Мария заказала в церкви молебен в память об отце с матерью. Вернулась после него зареванная, но хозяйке про встречу на базаре не рассказала. Хозяйка была бездетная, жалостливая. Слушать без слез рассказы Марии про их жизнь на станции не могла. Потом, бывало, уйдет к себе, принесет одежду, обувь, почти новую, малоношенную, скажет:
— Отвезите, Мария, своим. Люди должны помогать друг другу. Особенно детям.
А Мария ту одежду и обувь продавала и деньги прятала.
По средам, когда хозяйка давала ей свободный день, чтобы пойти в церковь, Мария тайком торговала ирисками и маковками на черниговском вокзале. Эти операции давали сто процентов дохода. Но уже в третью среду ее забрали в станционное чека. Заключенные бабы — спекулянтки, проститутки, воровки — ириски съели, а ее за яростное сопротивление побили. Через час Марию выпустили, но торговлей на станции она больше не занималась.
Весной 1922 года, когда жить стало легче, она взяла расчет и поехала в Киев искать счастья.

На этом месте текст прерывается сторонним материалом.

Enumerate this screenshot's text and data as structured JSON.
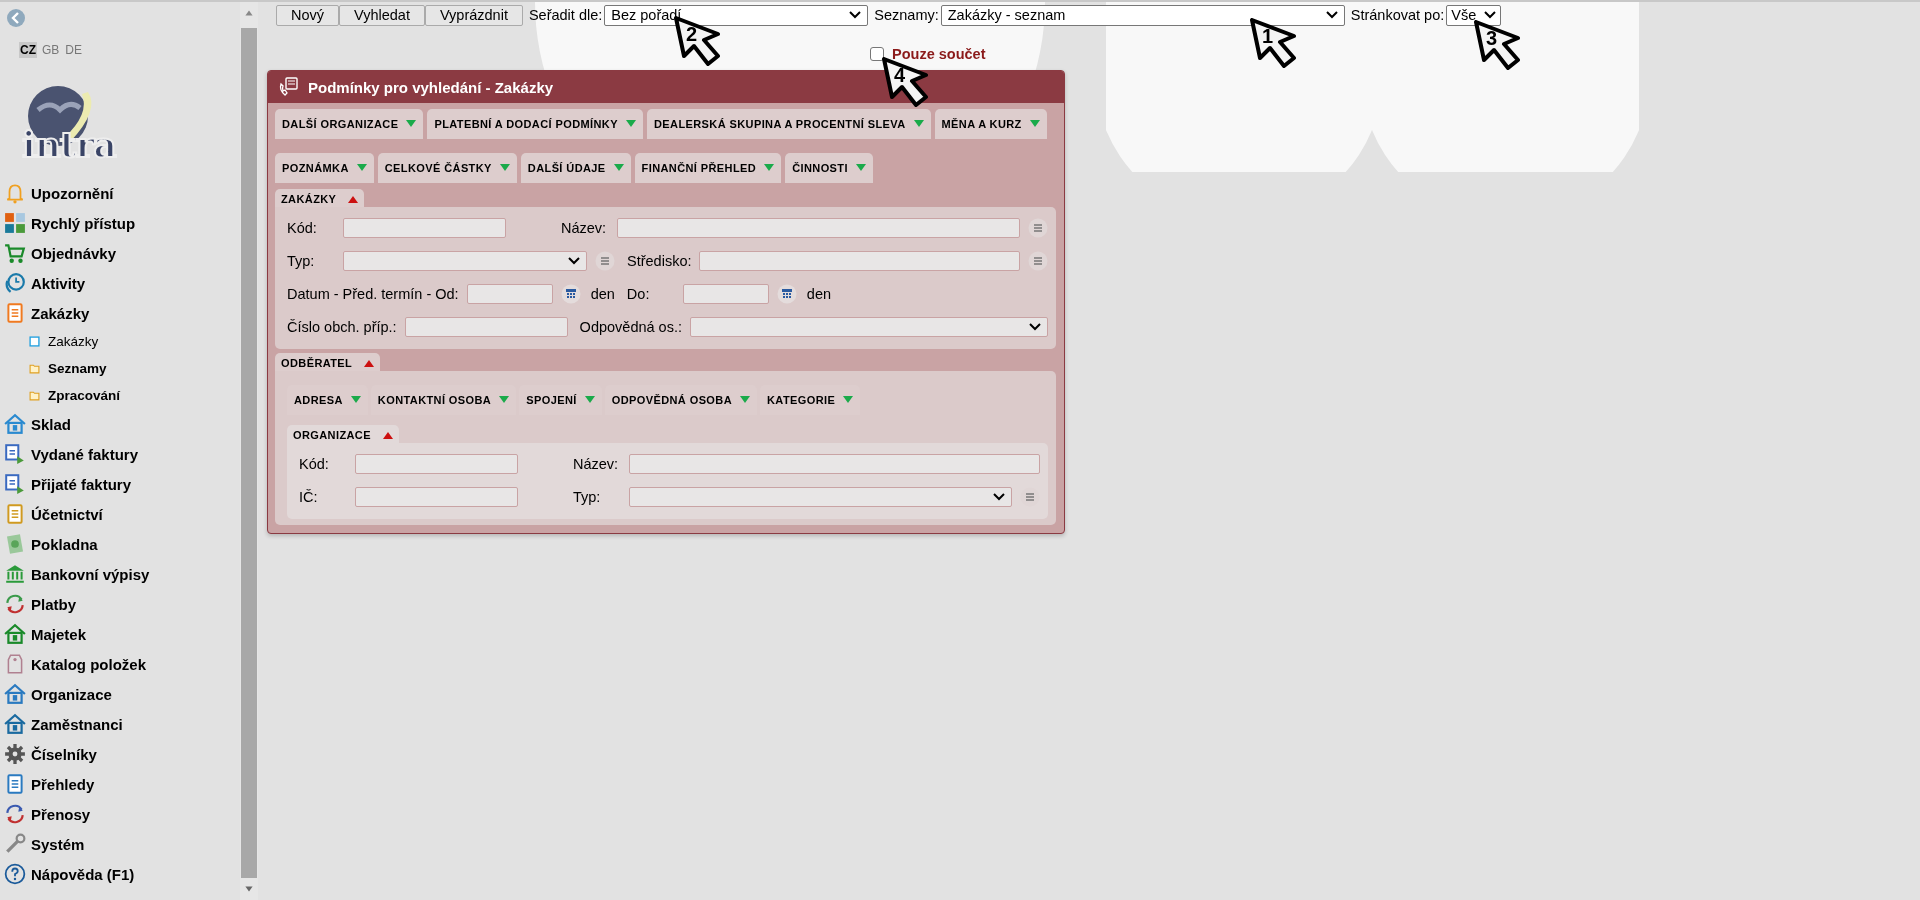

— Чем тебе было у нас плохо? — спросила ее хозяйка. — Пожила бы еще годик-второй.
— В люди хочу пробиться, — объяснила Мария. — Пока молодая. Хочь головой о стену, хочь как еще — а добьюсь своего.
И на лице ее при этом была написана такая решимость, что хозяйке, всю жизнь прожившей на попечении мужа, стало не по себе. Она зябко поежилась под вязаной кофтой, подумала: «Это не я. У нее характера хватит. Такая пробьется».
На привокзальной площади Мария замерла потрясенная. Большой город Чернигов, казалось, куда уж больше, а с Киевом не сравнится. Людей вокруг тысячи, как в муравейнике. Кто бежит, кто знакомых зовет. Кричат, толкаются. Трамваи звенят, извозчики прямо на тебя прутся, того и гляди раздавят. Рядом девчонки стоят, смеются и смех у них беззаботный, прозрачный, кажется, что воздух от него колышется. Она так смеяться не умела.